Depuis leur exil, les Sussex développent et moussent leur notoriété en dévoilant les raisons et les dessous de leur mécontentement. Tout a véritablement commencé lors d’une entrevue accordée à Oprah Winfrey au cours de laquelle quelques petits secrets sur la famille royale d’Angleterre sont tombés comme un cheveu sur le potage de la reine d’alors. Puis, poursuivant sur leur lancée, le couple, insatiable, passe sans retenue aux confidences à l’occasion d’une série télévisée sur Netflix. La vie de château en prend un coup. On y apprend que des remarques racistes furent proférées à l’encontre de Meghan Markle. Cette dernière aurait été la cible d’une campagne de dénigration qui a conduit le couple à fuir l’ambiance toxique qui régnait au sein de la monarchie.
Finalement, pour couronner le tout, au cours d’une campagne de lancement fort bien orchestrée, le prince Harry publie Spare, un livre du genre « je vais tout vous dire », qui dès sa parution fait sensation. Il s’en prend notamment à son (faux-)frère, à sa belle-(question de goût)-sœur ainsi qu’à la reine consort, à tort ou à raison. Depuis, Harry, le mal-aimé royal, fait la tournée des shows télévisés en Amérique. Dans l’ensemble, il fait bonne figure. Et je m’écrie « A star is born ». Hollywood va s’emparer de lui. Tom Cruise, Georges Clooney, Tom Hanks, poussez-vous, cédez-lui la place, hurry, Harry s’en vient. Sur les écrans bientôt sortiront une variété de films le mettant en vedette. Vous pourrez ainsi voir : Le duc s’éduque, Autant en emporte Meghan, Le grand rouquin à la cheville enflée, Les corgis aboient mais la caravane devant Buckingham passe, Harry rencontre Willy, Kate aux pays des horreurs, Spare ou compter pour du beurre. Harry, si le temps le lui permet, pourrait écrire un autre best-seller : Comment éviter de geler son pénis en se rendant au pôle Nord. Ainsi, avec ces succès, les Sussex n’auront pas de mal à gagner leur soi-disant misérable vie.
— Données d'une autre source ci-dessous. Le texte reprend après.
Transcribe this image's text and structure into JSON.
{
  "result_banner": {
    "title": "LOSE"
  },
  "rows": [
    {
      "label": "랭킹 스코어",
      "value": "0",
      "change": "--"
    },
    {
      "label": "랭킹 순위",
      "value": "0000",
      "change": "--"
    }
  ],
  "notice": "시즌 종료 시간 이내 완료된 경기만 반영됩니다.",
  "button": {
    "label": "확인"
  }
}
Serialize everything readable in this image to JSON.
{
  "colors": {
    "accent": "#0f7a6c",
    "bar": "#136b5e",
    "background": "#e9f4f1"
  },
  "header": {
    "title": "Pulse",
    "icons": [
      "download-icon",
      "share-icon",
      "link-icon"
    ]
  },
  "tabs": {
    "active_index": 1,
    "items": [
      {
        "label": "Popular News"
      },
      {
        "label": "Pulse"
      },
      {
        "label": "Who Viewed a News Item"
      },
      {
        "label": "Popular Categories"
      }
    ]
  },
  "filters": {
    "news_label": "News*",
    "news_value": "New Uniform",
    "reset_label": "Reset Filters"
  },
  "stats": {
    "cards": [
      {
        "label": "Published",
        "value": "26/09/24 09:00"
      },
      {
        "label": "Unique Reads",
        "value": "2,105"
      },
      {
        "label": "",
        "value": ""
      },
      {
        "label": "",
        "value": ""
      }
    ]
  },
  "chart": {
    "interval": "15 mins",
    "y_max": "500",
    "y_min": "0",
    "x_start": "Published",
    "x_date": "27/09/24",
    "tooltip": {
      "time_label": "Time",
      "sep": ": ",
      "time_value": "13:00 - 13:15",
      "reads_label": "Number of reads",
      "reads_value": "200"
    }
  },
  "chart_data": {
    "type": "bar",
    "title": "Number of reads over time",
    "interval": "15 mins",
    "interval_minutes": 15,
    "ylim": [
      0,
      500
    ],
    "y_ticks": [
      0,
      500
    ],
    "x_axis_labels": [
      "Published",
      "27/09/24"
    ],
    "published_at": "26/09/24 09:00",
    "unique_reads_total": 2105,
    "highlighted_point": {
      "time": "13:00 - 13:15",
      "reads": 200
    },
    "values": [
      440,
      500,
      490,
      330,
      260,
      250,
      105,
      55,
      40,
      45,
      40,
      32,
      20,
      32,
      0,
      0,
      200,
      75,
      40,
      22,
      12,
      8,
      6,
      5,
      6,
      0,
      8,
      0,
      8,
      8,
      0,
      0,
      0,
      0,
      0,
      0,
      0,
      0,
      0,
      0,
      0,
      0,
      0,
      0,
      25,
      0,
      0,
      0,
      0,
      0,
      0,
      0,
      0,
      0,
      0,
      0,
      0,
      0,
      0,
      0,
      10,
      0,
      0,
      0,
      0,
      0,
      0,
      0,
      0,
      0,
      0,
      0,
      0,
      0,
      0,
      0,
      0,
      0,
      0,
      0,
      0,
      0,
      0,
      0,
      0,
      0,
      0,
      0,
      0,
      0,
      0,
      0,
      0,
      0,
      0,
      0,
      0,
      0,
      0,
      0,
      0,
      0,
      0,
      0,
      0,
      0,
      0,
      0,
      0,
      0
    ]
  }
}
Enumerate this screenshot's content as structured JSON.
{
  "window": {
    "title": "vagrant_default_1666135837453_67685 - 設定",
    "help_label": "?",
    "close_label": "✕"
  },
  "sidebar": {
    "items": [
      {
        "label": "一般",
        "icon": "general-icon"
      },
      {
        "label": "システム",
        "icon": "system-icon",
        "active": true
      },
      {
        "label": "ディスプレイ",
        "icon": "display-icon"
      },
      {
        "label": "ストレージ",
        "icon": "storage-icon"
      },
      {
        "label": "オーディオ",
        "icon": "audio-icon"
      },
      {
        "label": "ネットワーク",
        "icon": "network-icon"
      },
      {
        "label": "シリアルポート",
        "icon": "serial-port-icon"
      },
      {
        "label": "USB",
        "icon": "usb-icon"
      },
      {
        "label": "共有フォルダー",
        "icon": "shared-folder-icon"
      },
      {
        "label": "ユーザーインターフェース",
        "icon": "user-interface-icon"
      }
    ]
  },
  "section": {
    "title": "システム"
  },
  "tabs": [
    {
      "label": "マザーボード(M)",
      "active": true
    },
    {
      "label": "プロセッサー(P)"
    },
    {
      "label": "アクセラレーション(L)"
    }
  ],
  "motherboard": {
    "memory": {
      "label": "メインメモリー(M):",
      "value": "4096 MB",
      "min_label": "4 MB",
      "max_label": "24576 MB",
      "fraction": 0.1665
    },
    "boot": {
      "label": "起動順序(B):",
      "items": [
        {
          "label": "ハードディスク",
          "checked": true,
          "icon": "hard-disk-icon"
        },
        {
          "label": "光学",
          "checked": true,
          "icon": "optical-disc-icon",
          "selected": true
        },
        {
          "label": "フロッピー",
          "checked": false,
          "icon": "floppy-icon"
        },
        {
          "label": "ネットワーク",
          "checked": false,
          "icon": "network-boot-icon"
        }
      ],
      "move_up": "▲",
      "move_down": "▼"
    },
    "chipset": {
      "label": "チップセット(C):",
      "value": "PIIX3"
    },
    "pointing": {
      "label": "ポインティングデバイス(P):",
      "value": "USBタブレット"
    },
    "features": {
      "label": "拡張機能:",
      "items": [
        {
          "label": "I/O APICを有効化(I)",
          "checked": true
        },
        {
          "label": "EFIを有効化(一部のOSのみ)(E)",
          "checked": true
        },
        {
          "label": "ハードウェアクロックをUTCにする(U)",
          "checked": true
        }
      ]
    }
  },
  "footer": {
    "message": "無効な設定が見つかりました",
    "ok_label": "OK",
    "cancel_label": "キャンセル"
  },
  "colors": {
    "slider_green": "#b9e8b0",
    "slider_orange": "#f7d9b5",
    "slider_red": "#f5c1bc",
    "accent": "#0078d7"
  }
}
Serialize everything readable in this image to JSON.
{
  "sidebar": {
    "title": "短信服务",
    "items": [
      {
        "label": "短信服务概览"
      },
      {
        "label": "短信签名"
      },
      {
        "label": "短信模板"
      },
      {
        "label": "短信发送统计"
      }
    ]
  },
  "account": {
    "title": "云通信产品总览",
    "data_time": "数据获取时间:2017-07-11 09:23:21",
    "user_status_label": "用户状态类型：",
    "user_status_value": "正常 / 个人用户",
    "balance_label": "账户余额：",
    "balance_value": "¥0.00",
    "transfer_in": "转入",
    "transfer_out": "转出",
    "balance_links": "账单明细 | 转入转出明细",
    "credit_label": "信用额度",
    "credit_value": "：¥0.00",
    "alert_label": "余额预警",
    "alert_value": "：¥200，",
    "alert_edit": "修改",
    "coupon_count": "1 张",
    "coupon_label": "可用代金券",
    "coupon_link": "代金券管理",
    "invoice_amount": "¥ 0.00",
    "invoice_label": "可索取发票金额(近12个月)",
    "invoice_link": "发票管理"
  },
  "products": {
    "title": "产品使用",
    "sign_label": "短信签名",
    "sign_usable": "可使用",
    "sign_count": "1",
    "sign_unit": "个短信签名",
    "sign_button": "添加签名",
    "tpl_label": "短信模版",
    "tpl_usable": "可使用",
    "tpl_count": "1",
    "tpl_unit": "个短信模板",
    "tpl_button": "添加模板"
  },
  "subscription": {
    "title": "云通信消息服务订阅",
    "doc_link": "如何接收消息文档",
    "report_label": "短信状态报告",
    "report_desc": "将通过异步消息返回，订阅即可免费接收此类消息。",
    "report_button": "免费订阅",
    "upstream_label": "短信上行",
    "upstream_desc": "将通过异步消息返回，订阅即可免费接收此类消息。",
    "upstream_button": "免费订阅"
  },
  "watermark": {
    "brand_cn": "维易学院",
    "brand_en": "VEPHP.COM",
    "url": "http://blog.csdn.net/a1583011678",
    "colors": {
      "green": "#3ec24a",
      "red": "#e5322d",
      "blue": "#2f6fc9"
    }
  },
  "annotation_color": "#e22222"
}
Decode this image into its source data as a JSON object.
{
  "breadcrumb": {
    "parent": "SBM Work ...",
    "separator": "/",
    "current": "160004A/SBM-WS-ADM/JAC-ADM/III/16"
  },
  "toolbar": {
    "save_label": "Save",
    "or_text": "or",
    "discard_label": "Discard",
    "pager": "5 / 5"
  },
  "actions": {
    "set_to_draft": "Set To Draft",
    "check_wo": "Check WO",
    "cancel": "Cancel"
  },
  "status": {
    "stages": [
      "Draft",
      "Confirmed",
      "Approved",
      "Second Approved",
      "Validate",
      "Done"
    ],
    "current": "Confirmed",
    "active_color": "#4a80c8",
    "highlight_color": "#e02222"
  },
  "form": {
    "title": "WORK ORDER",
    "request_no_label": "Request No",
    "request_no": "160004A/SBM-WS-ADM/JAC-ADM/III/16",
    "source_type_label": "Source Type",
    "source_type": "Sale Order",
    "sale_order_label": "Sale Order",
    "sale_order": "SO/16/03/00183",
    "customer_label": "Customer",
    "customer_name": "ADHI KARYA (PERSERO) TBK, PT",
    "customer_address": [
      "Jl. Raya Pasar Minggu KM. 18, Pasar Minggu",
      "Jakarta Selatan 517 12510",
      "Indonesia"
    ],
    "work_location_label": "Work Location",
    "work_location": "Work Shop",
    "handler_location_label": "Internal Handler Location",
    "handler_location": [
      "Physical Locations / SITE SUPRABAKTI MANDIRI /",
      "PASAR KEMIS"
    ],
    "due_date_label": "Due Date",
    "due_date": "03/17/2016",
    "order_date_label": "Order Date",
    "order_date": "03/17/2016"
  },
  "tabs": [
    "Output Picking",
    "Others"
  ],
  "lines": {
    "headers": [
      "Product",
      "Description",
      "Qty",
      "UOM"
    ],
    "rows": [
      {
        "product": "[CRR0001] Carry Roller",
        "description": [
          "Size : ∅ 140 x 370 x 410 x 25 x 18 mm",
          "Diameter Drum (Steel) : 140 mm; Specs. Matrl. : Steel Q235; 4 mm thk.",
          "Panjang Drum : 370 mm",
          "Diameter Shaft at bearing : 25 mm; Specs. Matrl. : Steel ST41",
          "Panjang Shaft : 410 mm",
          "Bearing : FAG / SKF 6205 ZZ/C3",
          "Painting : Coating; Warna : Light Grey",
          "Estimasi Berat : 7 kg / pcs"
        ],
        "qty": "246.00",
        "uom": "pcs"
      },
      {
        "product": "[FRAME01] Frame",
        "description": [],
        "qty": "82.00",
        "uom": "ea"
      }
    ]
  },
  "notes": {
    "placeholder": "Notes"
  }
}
Je n’ai pas l’intention de lire Spare et pas davantage le livre de Bill Morneau qui vient lui aussi de paraître. L’ancien ministre des Finances du gouvernement Trudeau, sous le couvert de quelques conseils concernant nos problèmes économiques, en profite pour régler ses comptes avec son ancien patron. Comme quoi les mémoires, en tant qu’œuvre littéraire, sont avant tout des actes de vengeance que l’on mange quand il fait froid et qui servent de thérapie à leurs auteurs. Ne comptez pas sur moi pour les lire. J’ai d’autres livres à feuilleter.